Scientists from Stanford University, Germany’s Justus-Liebig University, Ukraine’s Kiev Polytechnic Institute and Belgium’s Catholic University of Louvain collaborated in this project.
Electronic circuits, consist primarily of three components – an electron conducting material, rectifiers for controlling the electron flow in a specific direction and transistors that allow or disallow the electron flow.
Tiny carbon cages that are bonded in the same way as diamond are called Diamondoids, while hollow carbon spheres are called buckyballs. Diamondoids have an extremely low weight; less than a billionth of a billionth of a carat.
In earlier studies, researchers had found that a single diamondoid layer on a metal surface had the ability to emit an electron beam.

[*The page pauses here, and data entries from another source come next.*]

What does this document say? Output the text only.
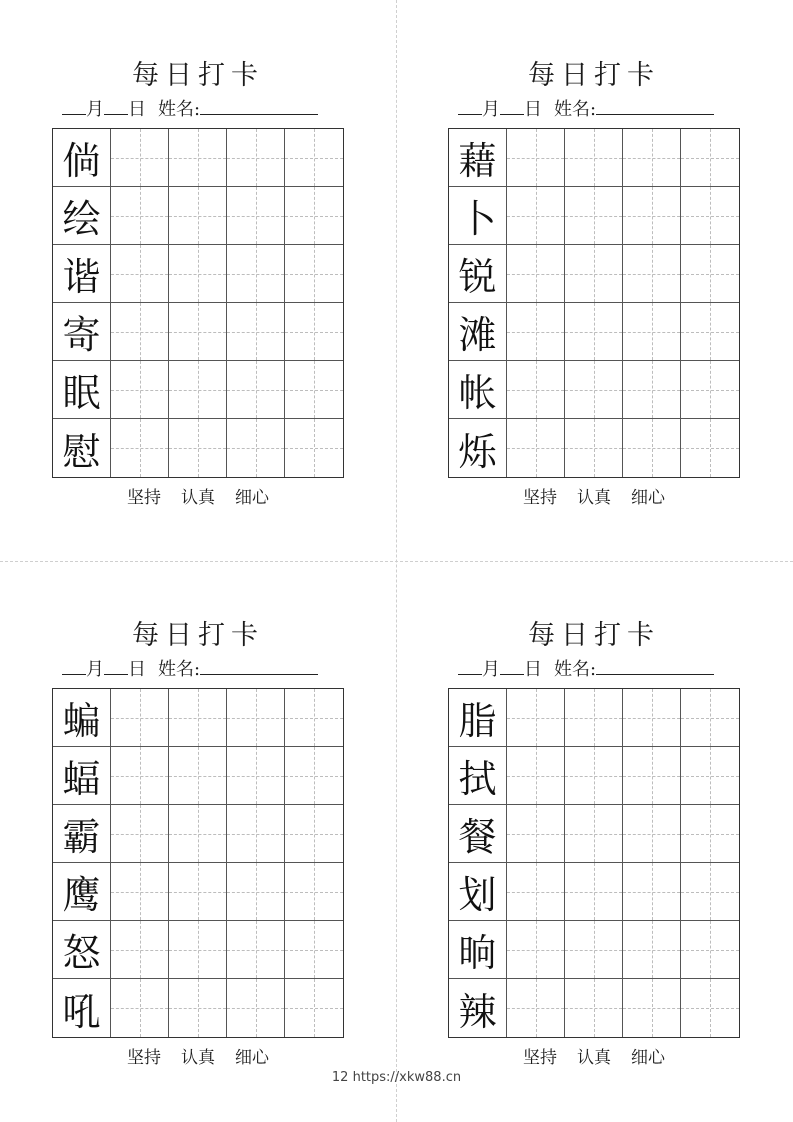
每日打卡
月 日 姓名:
倘
绘
谐
寄
眠
慰
坚持 认真 细心
每日打卡
月 日 姓名:
藉
卜
锐
滩
帐
烁
坚持 认真 细心
每日打卡
月 日 姓名:
蝙
蝠
霸
鹰
怒
吼
坚持 认真 细心
每日打卡
月 日 姓名:
脂
拭
餐
划
晌
辣
坚持 认真 细心
12 https://xkw88.cn
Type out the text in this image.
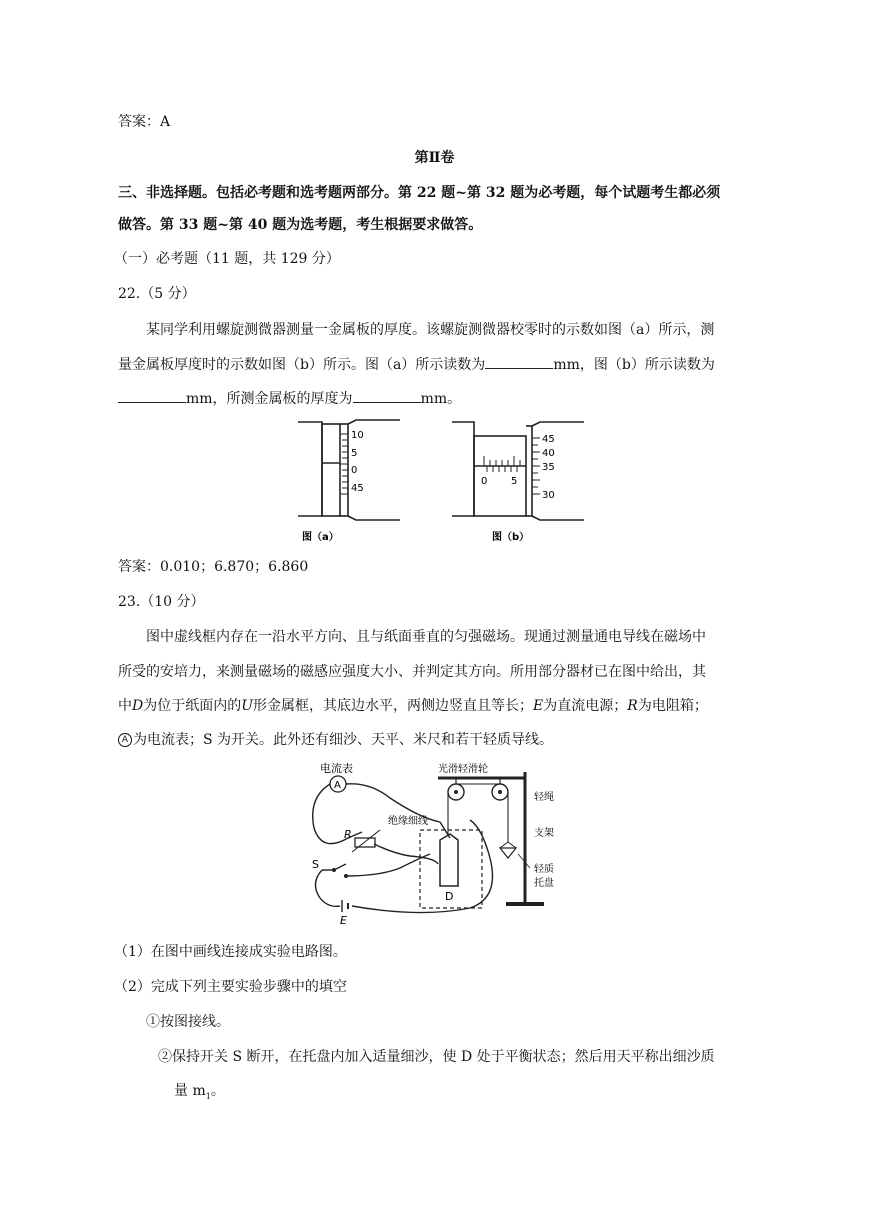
答案：A
第Ⅱ卷
三、非选择题。包括必考题和选考题两部分。第 22 题~第 32 题为必考题，每个试题考生都必须
做答。第 33 题~第 40 题为选考题，考生根据要求做答。
（一）必考题（11 题，共 129 分）
22.（5 分）
某同学利用螺旋测微器测量一金属板的厚度。该螺旋测微器校零时的示数如图（a）所示，测
量金属板厚度时的示数如图（b）所示。图（a）所示读数为	mm，图（b）所示读数为
mm，所测金属板的厚度为	mm。
10
5
0
45
图（a）
45
40
35
30
0 5
图（b）
答案：0.010；6.870；6.860
23.（10 分）
图中虚线框内存在一沿水平方向、且与纸面垂直的匀强磁场。现通过测量通电导线在磁场中
所受的安培力，来测量磁场的磁感应强度大小、并判定其方向。所用部分器材已在图中给出，其
中D为位于纸面内的U形金属框，其底边水平，两侧边竖直且等长；E为直流电源；R为电阻箱；
A 为电流表；S 为开关。此外还有细沙、天平、米尺和若干轻质导线。
电流表
A
R
S
E
D
绝缘细线
光滑轻滑轮
轻绳
支架
轻质
托盘
（1）在图中画线连接成实验电路图。
（2）完成下列主要实验步骤中的填空
①按图接线。
②保持开关 S 断开，在托盘内加入适量细沙，使 D 处于平衡状态；然后用天平称出细沙质
量 $m_1$。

For this study, Jeremy Dahl and Robert Carlson of SLAC’s Stanford Institute for Materials and Energy Sciences (SIMES) produced Diamondoids which were sent to Justus-Liebig University where chemists attached them to buckyballs. This led to the formation of buckydiamondoids.
SIMES researchers tested these buckydiamondoids using a scanning tunneling microscope and studied the electronic behavior of the material. The hybrid material demonstrated exceptional rectifier properties. In the direction of electron-spitting diamondoid to the electron-catching buckyballs, the flow of current was found to be 50 times faster.
Stanford associate professor of physics, Hari Manoharan, stated that this was the first molecular rectifier to be made from hydrogen and carbon. To advance this study, the possibility of building transistors using the same simple ingredients must be considered. Further, the present findings could help increase the possibility of creating molecular electronics.
The U.S. Department of Energy Office of Science has provided funding for this study which has been published in Nature Communications.